Segundo: la paciencia ante las prohibiciones y las faltas, para no cometerlas.
Tercero: la paciencia ante el destino y el juicio de Al-lah para no provocar Su enojo con reacciones desagradecidas o irracionales.
El creyente es atento y previsor, pero no debe desear la tribulación y debe tener paciencia ante ella cuando esta sobreviene, como cita Al Bujari del hadiz de Ibn Abi Awfa en el que el Profeta, sal-lal-lahu ‘alaihi wa sal-lam, dijo: “¡Oh gentes! No deseéis enfrentar al enemigo; pero pedid a Al-lah que os libre de las desgracias. Si os enfrentáis al enemigo tened paciencia…”. Dijo Ibn Battal: “El Profeta, la paz y las bendiciones de Al-lah sean con él, prohibió a su nación desear el enfrentamiento con el enemigo en combate, porque no se sabe qué resultado tendrá el combate ni cómo quedará la persona al final; en ese mismo sentido, se prohibió el deseo de tener problemas, y por eso los primeros musulmanes rogaban a Al-lah estar a salvo de pruebas difíciles y tribulaciones, porque la gente tiene distintos niveles en su paciencia y algunos llegan hasta el suicidio ante el dolor causado por las heridas”. Dijo Abu Baker, que Al-lah esté complacido con él: “Prefiero estar a salvo y ser agradecido que ser atribulado y tener paciencia”.
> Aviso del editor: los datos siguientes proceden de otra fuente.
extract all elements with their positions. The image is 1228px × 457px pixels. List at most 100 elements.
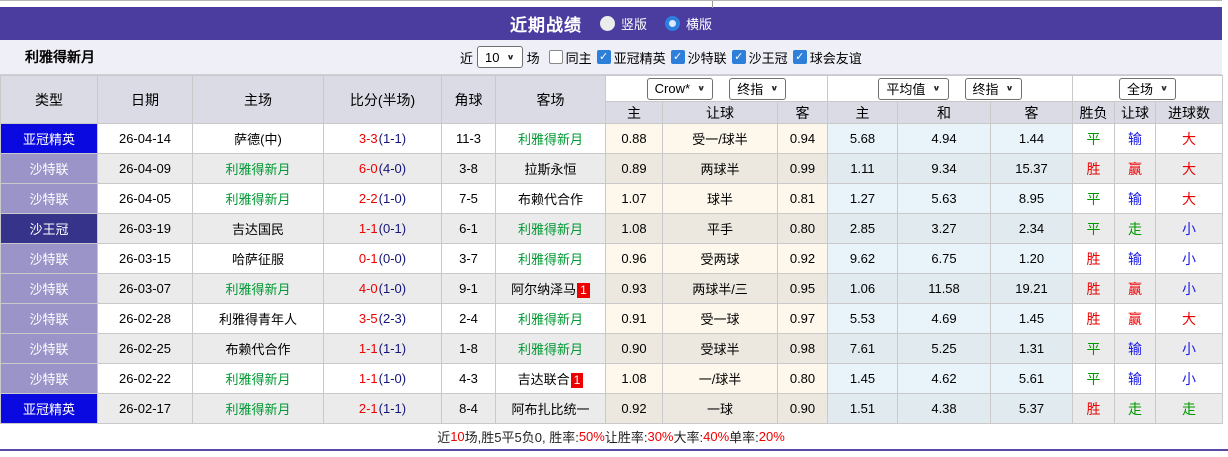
crown-home-odds: 1.08 (605, 363, 663, 394)
summary-value: 10 (450, 429, 465, 444)
header-row-top: 类型 日期 主场 比分(半场) 角球 客场 Crow* ∨ 终指 ∨ (0, 75, 1224, 124)
halftime-score: (1-1) (378, 341, 407, 356)
result-handicap: 走 (1114, 393, 1156, 424)
layout-option-horizontal[interactable]: 横版 (665, 14, 712, 33)
filter-checkbox-3[interactable]: ✓ 沙王冠 (731, 48, 788, 67)
radio-checked-icon[interactable] (665, 16, 680, 31)
corner-score: 9-1 (441, 273, 496, 304)
avg-home-odds: 5.53 (827, 303, 898, 334)
checkbox-checked-icon[interactable]: ✓ (596, 50, 611, 64)
away-team[interactable]: 阿尔纳泽马 1 (495, 273, 606, 304)
scope-header: 全场 ∨ (1071, 75, 1224, 102)
home-team[interactable]: 利雅得新月 (192, 153, 324, 184)
home-team[interactable]: 哈萨征服 (192, 243, 324, 274)
away-team[interactable]: 利雅得新月 (495, 243, 606, 274)
crown-home-odds: 0.88 (605, 123, 663, 154)
scope-select[interactable]: 全场 ∨ (1118, 77, 1177, 100)
avg-away-odds: 1.44 (990, 123, 1073, 154)
home-team[interactable]: 利雅得新月 (192, 393, 324, 424)
home-team[interactable]: 利雅得新月 (192, 273, 324, 304)
corner-score: 7-5 (441, 183, 496, 214)
subheader-goals: 进球数 (1154, 101, 1224, 124)
crown-kind-select[interactable]: 终指 ∨ (729, 77, 787, 100)
result-goals: 大 (1154, 123, 1224, 154)
away-team[interactable]: 利雅得新月 (495, 123, 606, 154)
crown-odds-header: Crow* ∨ 终指 ∨ (605, 75, 828, 102)
corner-score: 11-3 (441, 123, 496, 154)
halftime-score: (0-0) (378, 251, 407, 266)
home-team[interactable]: 布赖代合作 (192, 333, 324, 364)
match-count-select[interactable]: 10 ∨ (477, 46, 523, 68)
summary-value: 40% (703, 429, 730, 444)
filter-checkbox-1[interactable]: ✓ 亚冠精英 (596, 48, 666, 67)
home-team[interactable]: 利雅得新月 (192, 363, 324, 394)
result-wdl: 胜 (1072, 303, 1115, 334)
avg-source-select[interactable]: 平均值 ∨ (878, 77, 949, 100)
result-handicap: 赢 (1114, 303, 1156, 334)
radio-vertical-label: 竖版 (620, 17, 647, 32)
filter-checkbox-4[interactable]: ✓ 球会友谊 (792, 48, 862, 67)
recent-results-panel: 近期战绩 竖版 横版 利雅得新月 近 10 ∨ 场 同主 ✓ 亚冠精英 ✓ 沙特联 ✓ 沙王… (0, 0, 1224, 445)
away-team[interactable]: 利雅得新月 (495, 213, 606, 244)
team-name: 利雅得新月 (25, 49, 95, 65)
header-away: 客场 (495, 75, 606, 124)
match-score: 1-1(1-1) (323, 333, 442, 364)
avg-home-odds: 7.61 (827, 333, 898, 364)
result-goals: 大 (1154, 153, 1224, 184)
match-row: 沙特联 26-02-28 利雅得青年人 3-5(2-3) 2-4 利雅得新月 0.91 受一球… (0, 303, 1224, 334)
checkbox-checked-icon[interactable]: ✓ (792, 50, 807, 64)
result-wdl: 平 (1072, 363, 1115, 394)
match-score: 3-5(2-3) (323, 303, 442, 334)
league-type-badge: 沙王冠 (0, 213, 98, 244)
avg-away-odds: 15.37 (990, 153, 1073, 184)
summary-text: 单率: (729, 430, 759, 445)
crown-home-odds: 0.92 (605, 393, 663, 424)
match-score: 1-1(1-0) (323, 363, 442, 394)
halftime-score: (1-0) (378, 191, 407, 206)
home-team[interactable]: 吉达国民 (192, 213, 324, 244)
layout-option-vertical[interactable]: 竖版 (599, 14, 647, 33)
away-team[interactable]: 布赖代合作 (495, 183, 606, 214)
avg-home-odds: 1.27 (827, 183, 898, 214)
home-team[interactable]: 利雅得新月 (192, 183, 324, 214)
result-handicap: 输 (1114, 363, 1156, 394)
match-date: 26-03-19 (97, 213, 193, 244)
avg-home-odds: 1.06 (827, 273, 898, 304)
bottom-divider (0, 449, 1228, 451)
home-team[interactable]: 萨德(中) (192, 123, 324, 154)
crown-home-odds: 1.07 (605, 183, 663, 214)
match-score: 4-0(1-0) (323, 273, 442, 304)
away-team[interactable]: 阿布扎比统一 (495, 393, 606, 424)
avg-draw-odds: 5.63 (897, 183, 991, 214)
results-table: 类型 日期 主场 比分(半场) 角球 客场 Crow* ∨ 终指 ∨ (0, 75, 1224, 424)
chevron-down-icon: ∨ (506, 52, 515, 62)
crown-away-odds: 0.97 (777, 303, 828, 334)
subheader-crown-home: 主 (605, 101, 663, 124)
summary-value: 20% (758, 429, 785, 444)
home-team[interactable]: 利雅得青年人 (192, 303, 324, 334)
avg-kind-select[interactable]: 终指 ∨ (964, 77, 1022, 100)
checkbox-checked-icon[interactable]: ✓ (731, 50, 746, 64)
avg-away-odds: 19.21 (990, 273, 1073, 304)
league-type-badge: 沙特联 (0, 153, 98, 184)
away-team[interactable]: 吉达联合 1 (495, 363, 606, 394)
result-wdl: 平 (1072, 333, 1115, 364)
result-wdl: 胜 (1072, 393, 1115, 424)
radio-unchecked-icon[interactable] (599, 16, 615, 31)
filter-checkbox-0[interactable]: 同主 (548, 48, 592, 67)
chevron-down-icon: ∨ (1005, 84, 1014, 93)
match-score: 2-2(1-0) (323, 183, 442, 214)
crown-source-select[interactable]: Crow* ∨ (646, 77, 714, 100)
filter-checkbox-2[interactable]: ✓ 沙特联 (670, 48, 727, 67)
result-handicap: 输 (1114, 333, 1156, 364)
crown-home-odds: 0.89 (605, 153, 663, 184)
halftime-score: (1-1) (378, 401, 407, 416)
radio-horizontal-label: 横版 (686, 17, 713, 32)
checkbox-checked-icon[interactable]: ✓ (670, 50, 685, 64)
checkbox-unchecked-icon[interactable] (548, 50, 563, 64)
away-team[interactable]: 利雅得新月 (495, 333, 606, 364)
corner-score: 3-8 (441, 153, 496, 184)
away-team[interactable]: 拉斯永恒 (495, 153, 606, 184)
away-team[interactable]: 利雅得新月 (495, 303, 606, 334)
header-corners: 角球 (441, 75, 496, 124)
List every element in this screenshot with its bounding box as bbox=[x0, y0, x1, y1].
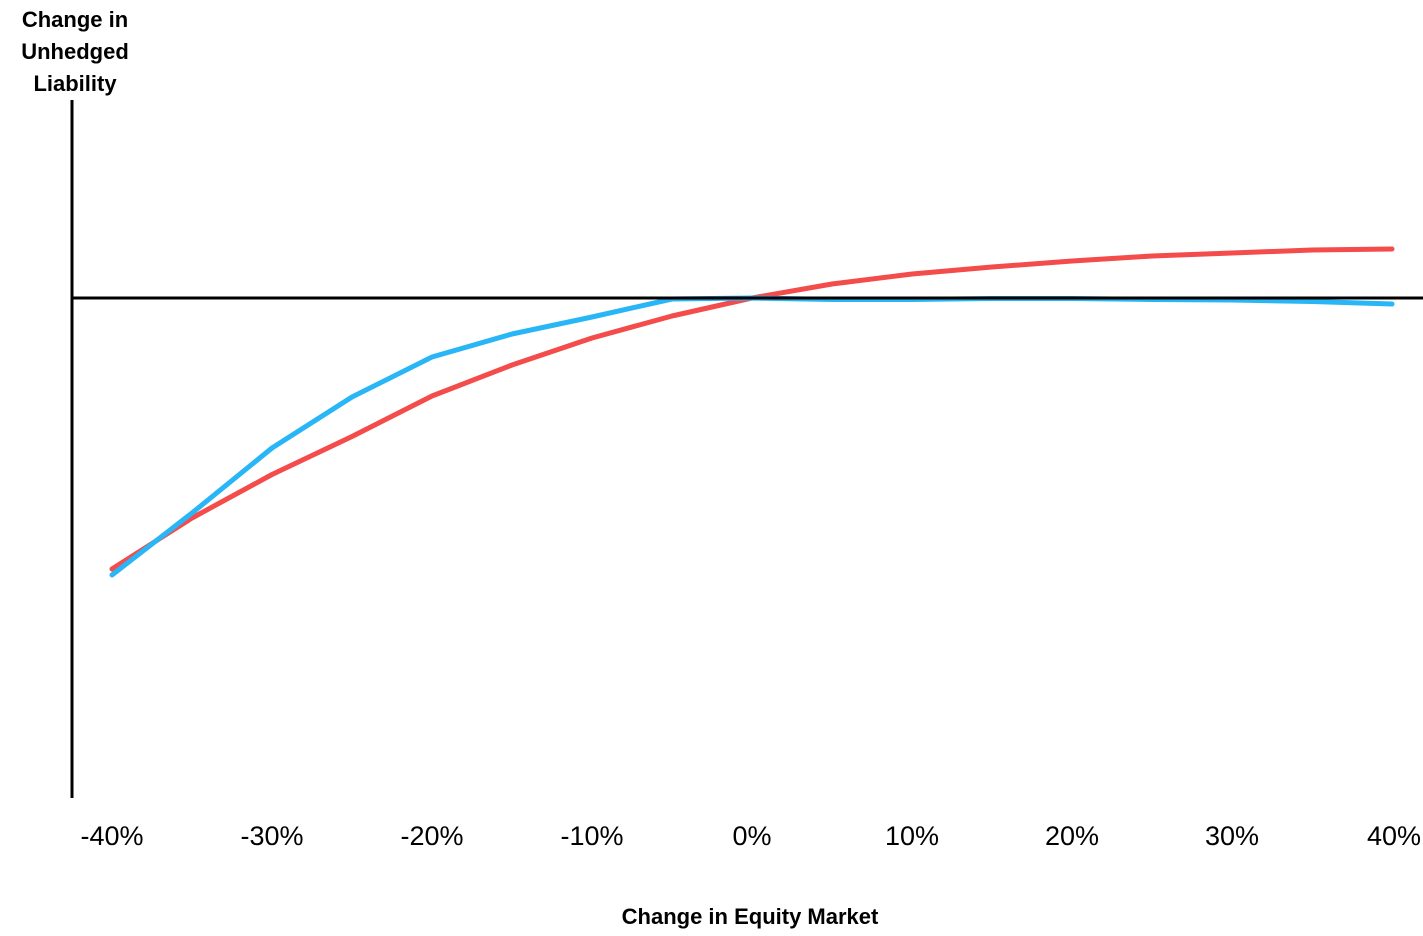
x-tick-label: 10% bbox=[885, 821, 939, 851]
x-axis-title: Change in Equity Market bbox=[621, 904, 879, 929]
x-tick-label: 30% bbox=[1205, 821, 1259, 851]
x-tick-label: -40% bbox=[80, 821, 143, 851]
y-axis-title: Change in Unhedged Liability bbox=[0, 4, 150, 100]
x-tick-label: -30% bbox=[240, 821, 303, 851]
x-tick-label: 40% bbox=[1367, 821, 1421, 851]
y-axis-title-line-2: Unhedged bbox=[21, 39, 129, 64]
x-tick-label: 0% bbox=[732, 821, 771, 851]
x-tick-label: -20% bbox=[400, 821, 463, 851]
y-axis-title-line-3: Liability bbox=[33, 71, 117, 96]
y-axis-title-line-1: Change in bbox=[21, 7, 129, 32]
series-line-2 bbox=[109, 295, 1395, 578]
x-tick-labels: -40% -30% -20% -10% 0% 10% 20% 30% 40% bbox=[80, 821, 1421, 851]
x-tick-label: -10% bbox=[560, 821, 623, 851]
x-tick-label: 20% bbox=[1045, 821, 1099, 851]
El creyente sabe con seguridad que lo que le alcanza es lo mejor para él, ya sea algo beneficioso o algo distinto. En el Sahih de Muslim se cita el hadiz de Suhaib Bin Sinan, donde el Profeta, sal-lal-lahu ‘alaihi wa sal-lam, dijo: “Es sorprendente el caso del creyente pues sus asuntos siempre terminan bien, y esto no se le concede a nadie más sino al creyente. Si le sucede algo positivo agradece y eso lo beneficia, y si le sucede algo malo es paciente y eso también lo beneficia”.
Le pido a Dios perdón por nuestras faltas. Háganlo ustedes también.